Using the number of commits as a measure of developer productivity can encourage a bad behavior of leaving bugs in the code and committing before code is ready. While we would hope that bugs are found through either existing tests or a code reviewer, in reality this will often not be the case. Reviewers might not have all of the context of the code to understand fully if there’s a bug, and even if they do, they’re human and therefore fallible. And there’s now a great incentive to not properly test your code. If a bug is found, you get to make another commit to either fix the bug (we now have doubled our commit count for this change), or roll it back to resubmit as a new commit (we have now tripled our commit count). Maybe this speeds up development because we’re committing earlier, but we’re also not being careful with what we do.

As far as testing goes, there’s also now a great incentive to not test right away or to not test fully. If you spend a lot of time writing a change and carefully testing all of the use cases and submitting that in one change, you only get one change worth of commits. However, if you create your change and add no tests or the bare minimum amount of tests, you can write more tests later as additional commits. Even better, you can split those tests up and add them piecemeal to boost your numbers. This isn’t very good for a product, but good for productivity metrics.
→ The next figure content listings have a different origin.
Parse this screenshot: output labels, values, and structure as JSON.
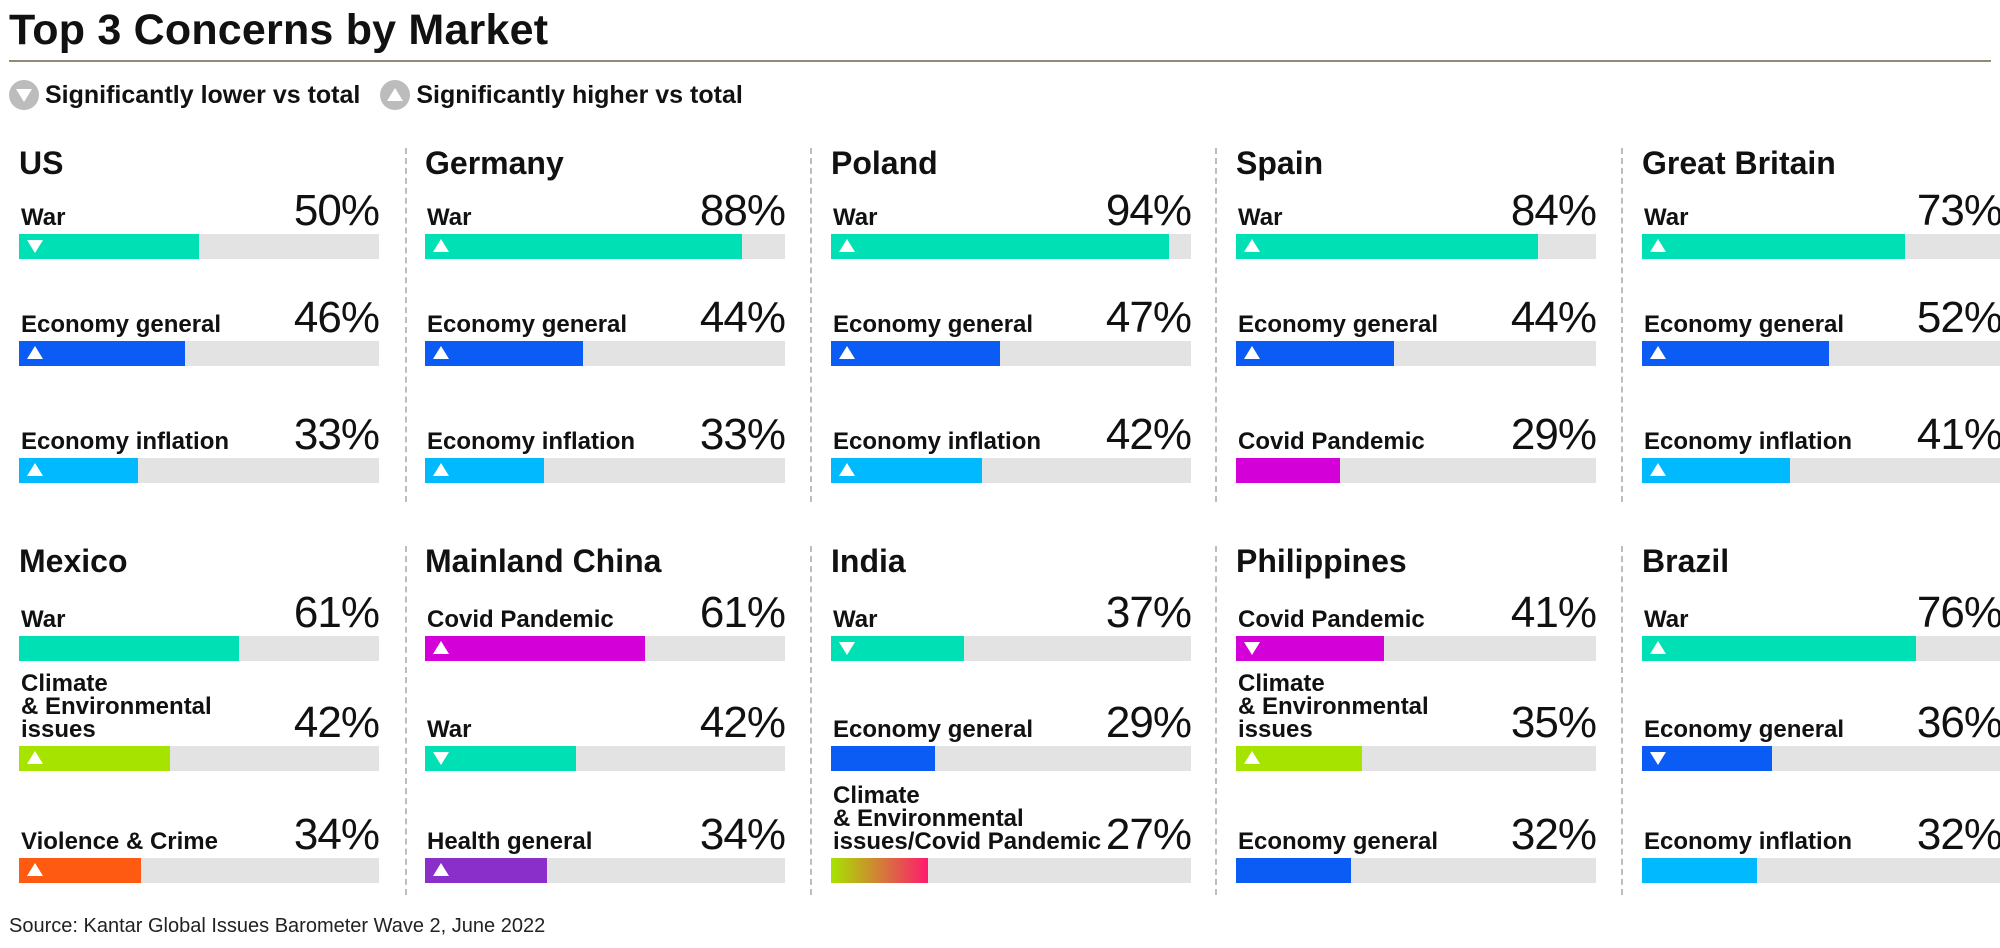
{
  "title": "Top 3 Concerns by Market",
  "legend": {
    "lower_label": "Significantly lower vs total",
    "higher_label": "Significantly higher vs total"
  },
  "source": "Source: Kantar Global Issues Barometer Wave 2, June 2022",
  "colors": {
    "war": "#00e0b5",
    "economy_general": "#0a5cf5",
    "economy_inflation": "#00b9ff",
    "covid": "#d400d8",
    "climate": "#a6e400",
    "violence": "#ff5a12",
    "health": "#8a2fc9",
    "track": "#e3e3e3",
    "icon_grey": "#bcbcbc"
  },
  "chart_data": {
    "type": "bar",
    "title": "Top 3 Concerns by Market",
    "xlim": [
      0,
      100
    ],
    "unit": "%",
    "legend": [
      "Significantly lower vs total",
      "Significantly higher vs total"
    ],
    "markets": [
      {
        "name": "US",
        "items": [
          {
            "label": "War",
            "value": 50,
            "display": "50%",
            "color": "#00e0b5",
            "marker": "down"
          },
          {
            "label": "Economy general",
            "value": 46,
            "display": "46%",
            "color": "#0a5cf5",
            "marker": "up"
          },
          {
            "label": "Economy inflation",
            "value": 33,
            "display": "33%",
            "color": "#00b9ff",
            "marker": "up"
          }
        ]
      },
      {
        "name": "Germany",
        "items": [
          {
            "label": "War",
            "value": 88,
            "display": "88%",
            "color": "#00e0b5",
            "marker": "up"
          },
          {
            "label": "Economy general",
            "value": 44,
            "display": "44%",
            "color": "#0a5cf5",
            "marker": "up"
          },
          {
            "label": "Economy inflation",
            "value": 33,
            "display": "33%",
            "color": "#00b9ff",
            "marker": "up"
          }
        ]
      },
      {
        "name": "Poland",
        "items": [
          {
            "label": "War",
            "value": 94,
            "display": "94%",
            "color": "#00e0b5",
            "marker": "up"
          },
          {
            "label": "Economy general",
            "value": 47,
            "display": "47%",
            "color": "#0a5cf5",
            "marker": "up"
          },
          {
            "label": "Economy inflation",
            "value": 42,
            "display": "42%",
            "color": "#00b9ff",
            "marker": "up"
          }
        ]
      },
      {
        "name": "Spain",
        "items": [
          {
            "label": "War",
            "value": 84,
            "display": "84%",
            "color": "#00e0b5",
            "marker": "up"
          },
          {
            "label": "Economy general",
            "value": 44,
            "display": "44%",
            "color": "#0a5cf5",
            "marker": "up"
          },
          {
            "label": "Covid Pandemic",
            "value": 29,
            "display": "29%",
            "color": "#d400d8",
            "marker": "none"
          }
        ]
      },
      {
        "name": "Great Britain",
        "items": [
          {
            "label": "War",
            "value": 73,
            "display": "73%",
            "color": "#00e0b5",
            "marker": "up"
          },
          {
            "label": "Economy general",
            "value": 52,
            "display": "52%",
            "color": "#0a5cf5",
            "marker": "up"
          },
          {
            "label": "Economy inflation",
            "value": 41,
            "display": "41%",
            "color": "#00b9ff",
            "marker": "up"
          }
        ]
      },
      {
        "name": "Mexico",
        "items": [
          {
            "label": "War",
            "value": 61,
            "display": "61%",
            "color": "#00e0b5",
            "marker": "none"
          },
          {
            "label": "Climate\n& Environmental\nissues",
            "value": 42,
            "display": "42%",
            "color": "#a6e400",
            "marker": "up"
          },
          {
            "label": "Violence & Crime",
            "value": 34,
            "display": "34%",
            "color": "#ff5a12",
            "marker": "up"
          }
        ]
      },
      {
        "name": "Mainland China",
        "items": [
          {
            "label": "Covid Pandemic",
            "value": 61,
            "display": "61%",
            "color": "#d400d8",
            "marker": "up"
          },
          {
            "label": "War",
            "value": 42,
            "display": "42%",
            "color": "#00e0b5",
            "marker": "down"
          },
          {
            "label": "Health general",
            "value": 34,
            "display": "34%",
            "color": "#8a2fc9",
            "marker": "up"
          }
        ]
      },
      {
        "name": "India",
        "items": [
          {
            "label": "War",
            "value": 37,
            "display": "37%",
            "color": "#00e0b5",
            "marker": "down"
          },
          {
            "label": "Economy general",
            "value": 29,
            "display": "29%",
            "color": "#0a5cf5",
            "marker": "none"
          },
          {
            "label": "Climate\n& Environmental\nissues/Covid Pandemic",
            "value": 27,
            "display": "27%",
            "color": "#a6e400",
            "color2": "#ff1a6e",
            "marker": "none"
          }
        ]
      },
      {
        "name": "Philippines",
        "items": [
          {
            "label": "Covid Pandemic",
            "value": 41,
            "display": "41%",
            "color": "#d400d8",
            "marker": "down"
          },
          {
            "label": "Climate\n& Environmental\nissues",
            "value": 35,
            "display": "35%",
            "color": "#a6e400",
            "marker": "up"
          },
          {
            "label": "Economy general",
            "value": 32,
            "display": "32%",
            "color": "#0a5cf5",
            "marker": "none"
          }
        ]
      },
      {
        "name": "Brazil",
        "items": [
          {
            "label": "War",
            "value": 76,
            "display": "76%",
            "color": "#00e0b5",
            "marker": "up"
          },
          {
            "label": "Economy general",
            "value": 36,
            "display": "36%",
            "color": "#0a5cf5",
            "marker": "down"
          },
          {
            "label": "Economy inflation",
            "value": 32,
            "display": "32%",
            "color": "#00b9ff",
            "marker": "none"
          }
        ]
      }
    ]
  }
}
Complexity is not taken into account for a metric like this. How could it? Some changes may be very simple but require a huge number of lines added or removed. Others could be a change that takes days to debug and track down and end up with a 5 character change. Number of lines doesn’t correlate to complexity. This makes difficult problems something to be avoided. If you work on a problem for 3 days tracking down and fixing something very tricky and your teammates are all making 2-3 changes per day during that time, you’re now 4-6x behind them in your productivity metric. Who would want to take on difficult problems? There becomes an incentive to not do so.

One of the issues with using the number of commits as a productivity metric is that they’re often done as a relative number. Say you have 5 members on the team. 4 of the members on average use a lot of the above methods and are producing around 150 commits a year. The last member takes on harder problems that take a long time to figure out. They test things fully and rarely have to roll back. The number of code changes they make is lower, but the quality of the changes is much higher. They only produce 75 changes in a year. Now there’s an issue for that developer due to the stark difference in raw changes made.
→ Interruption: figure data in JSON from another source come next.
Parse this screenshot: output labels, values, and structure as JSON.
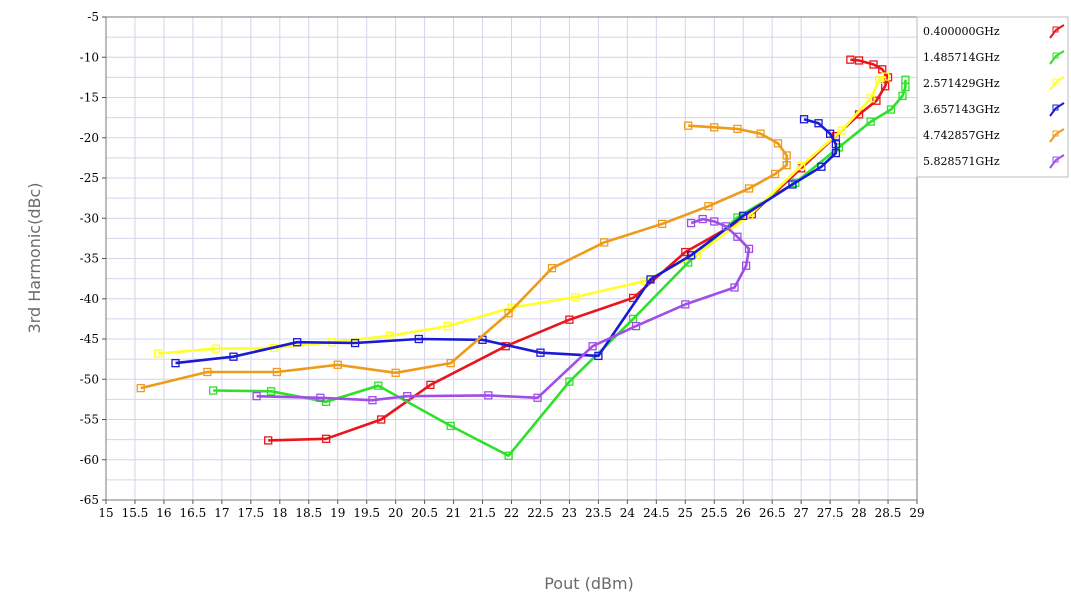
{
  "chart_data": {
    "type": "line",
    "title": "",
    "xlabel": "Pout (dBm)",
    "ylabel": "3rd Harmonic(dBc)",
    "xlim": [
      15,
      29
    ],
    "ylim": [
      -65,
      -5
    ],
    "xticks": [
      "15",
      "15.5",
      "16",
      "16.5",
      "17",
      "17.5",
      "18",
      "18.5",
      "19",
      "19.5",
      "20",
      "20.5",
      "21",
      "21.5",
      "22",
      "22.5",
      "23",
      "23.5",
      "24",
      "24.5",
      "25",
      "25.5",
      "26",
      "26.5",
      "27",
      "27.5",
      "28",
      "28.5",
      "29"
    ],
    "yticks": [
      "-5",
      "-10",
      "-15",
      "-20",
      "-25",
      "-30",
      "-35",
      "-40",
      "-45",
      "-50",
      "-55",
      "-60",
      "-65"
    ],
    "grid": true,
    "legend_position": "top-right",
    "series": [
      {
        "name": "0.400000GHz",
        "color": "#e8161b",
        "points": [
          [
            17.8,
            -57.6
          ],
          [
            18.8,
            -57.4
          ],
          [
            19.75,
            -55.0
          ],
          [
            20.6,
            -50.7
          ],
          [
            21.9,
            -45.9
          ],
          [
            23.0,
            -42.6
          ],
          [
            24.1,
            -39.9
          ],
          [
            25.0,
            -34.2
          ],
          [
            26.15,
            -29.5
          ],
          [
            27.0,
            -23.8
          ],
          [
            27.6,
            -19.8
          ],
          [
            28.0,
            -17.1
          ],
          [
            28.3,
            -15.4
          ],
          [
            28.45,
            -13.6
          ],
          [
            28.5,
            -12.5
          ],
          [
            28.4,
            -11.5
          ],
          [
            28.25,
            -10.9
          ],
          [
            28.0,
            -10.4
          ],
          [
            27.85,
            -10.3
          ]
        ]
      },
      {
        "name": "1.485714GHz",
        "color": "#2ee02a",
        "points": [
          [
            16.85,
            -51.4
          ],
          [
            17.85,
            -51.5
          ],
          [
            18.8,
            -52.8
          ],
          [
            19.7,
            -50.8
          ],
          [
            20.95,
            -55.8
          ],
          [
            21.95,
            -59.5
          ],
          [
            23.0,
            -50.3
          ],
          [
            24.1,
            -42.5
          ],
          [
            25.05,
            -35.5
          ],
          [
            25.9,
            -29.9
          ],
          [
            26.9,
            -25.6
          ],
          [
            27.65,
            -21.2
          ],
          [
            28.2,
            -18.0
          ],
          [
            28.55,
            -16.5
          ],
          [
            28.75,
            -14.8
          ],
          [
            28.8,
            -13.7
          ],
          [
            28.8,
            -12.8
          ]
        ]
      },
      {
        "name": "2.571429GHz",
        "color": "#ffff2a",
        "points": [
          [
            15.9,
            -46.8
          ],
          [
            16.9,
            -46.2
          ],
          [
            17.9,
            -46.1
          ],
          [
            18.9,
            -45.4
          ],
          [
            19.9,
            -44.6
          ],
          [
            20.9,
            -43.4
          ],
          [
            22.0,
            -41.1
          ],
          [
            23.1,
            -39.8
          ],
          [
            24.3,
            -37.8
          ],
          [
            25.2,
            -34.5
          ],
          [
            26.1,
            -29.7
          ],
          [
            27.0,
            -23.5
          ],
          [
            27.7,
            -19.1
          ],
          [
            28.2,
            -15.1
          ],
          [
            28.35,
            -12.8
          ],
          [
            28.45,
            -12.4
          ]
        ]
      },
      {
        "name": "3.657143GHz",
        "color": "#1a1ad6",
        "points": [
          [
            16.2,
            -48.0
          ],
          [
            17.2,
            -47.2
          ],
          [
            18.3,
            -45.4
          ],
          [
            19.3,
            -45.5
          ],
          [
            20.4,
            -45.0
          ],
          [
            21.5,
            -45.1
          ],
          [
            22.5,
            -46.7
          ],
          [
            23.5,
            -47.1
          ],
          [
            24.4,
            -37.6
          ],
          [
            25.1,
            -34.6
          ],
          [
            26.0,
            -29.7
          ],
          [
            26.85,
            -25.8
          ],
          [
            27.35,
            -23.6
          ],
          [
            27.6,
            -21.9
          ],
          [
            27.6,
            -20.8
          ],
          [
            27.5,
            -19.5
          ],
          [
            27.3,
            -18.2
          ],
          [
            27.05,
            -17.7
          ]
        ]
      },
      {
        "name": "4.742857GHz",
        "color": "#ef9b1a",
        "points": [
          [
            15.6,
            -51.1
          ],
          [
            16.75,
            -49.1
          ],
          [
            17.95,
            -49.1
          ],
          [
            19.0,
            -48.2
          ],
          [
            20.0,
            -49.2
          ],
          [
            20.95,
            -48.0
          ],
          [
            21.95,
            -41.8
          ],
          [
            22.7,
            -36.2
          ],
          [
            23.6,
            -33.0
          ],
          [
            24.6,
            -30.7
          ],
          [
            25.4,
            -28.5
          ],
          [
            26.1,
            -26.3
          ],
          [
            26.55,
            -24.5
          ],
          [
            26.75,
            -23.4
          ],
          [
            26.75,
            -22.2
          ],
          [
            26.6,
            -20.7
          ],
          [
            26.3,
            -19.5
          ],
          [
            25.9,
            -18.9
          ],
          [
            25.5,
            -18.7
          ],
          [
            25.05,
            -18.5
          ]
        ]
      },
      {
        "name": "5.828571GHz",
        "color": "#a04ee8",
        "points": [
          [
            17.6,
            -52.1
          ],
          [
            18.7,
            -52.3
          ],
          [
            19.6,
            -52.6
          ],
          [
            20.2,
            -52.1
          ],
          [
            21.6,
            -52.0
          ],
          [
            22.45,
            -52.3
          ],
          [
            23.4,
            -45.9
          ],
          [
            24.15,
            -43.4
          ],
          [
            25.0,
            -40.7
          ],
          [
            25.85,
            -38.6
          ],
          [
            26.05,
            -35.9
          ],
          [
            26.1,
            -33.8
          ],
          [
            25.9,
            -32.3
          ],
          [
            25.7,
            -31.0
          ],
          [
            25.5,
            -30.4
          ],
          [
            25.3,
            -30.1
          ],
          [
            25.1,
            -30.6
          ]
        ]
      }
    ]
  }
}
It can be worse when the metric is known by developers. They start hoarding simple changes.

“Oh hey, I can get this done real fast to unblock me, mind if I take that bug from you?” “No, I can get it in soon, don’t take it.”

Suddenly there’s competition for changes rather than collaboration. Projects can be slowed down waiting for changes from people who have claimed them. Resentment and hostility can arise if someone “steals” another’s bugs. When we move from collaboration on our projects to competition, the projects suffer as we have incentive for our peers to “lose”.

Encouraging the artificial increase in the number of commits also introduces another problem. Change is where bugs happen. Code without bugs only gains bugs when it is changed. Changing code more frequently has a higher chance of introducing bugs. The quality of your systems is decreased when developers have a reason to change the code as often as possible.

Measuring performance of software developers is as difficult as the work software developers perform. I can sympathize with wanting an easy to pull, data-driven metric to quickly evaluate the performance of a developer. Unfortunately, there really isn’t a simple way to do this. While there is probably a problem if a developer never commits code at all (maybe they’re more of a manager at that point and you haven’t recognized that), it’s not always the case that low commit counts equates to low productivity. Using commit counts as a measurement adds a lot of stress to developers and teams, reduces quality of code that is committed, and makes work a bit more hostile than it needs to be. Instead, we should probably measure developer productivity on delivered solutions and weigh things based on difficulty of work. I would recommend throwing away commit counts completely, and just see what end deliverables a developer produced. If they have a project that they completed in time or faster and happened to do it with less than the standard number of commits, they should be praised rather than punished.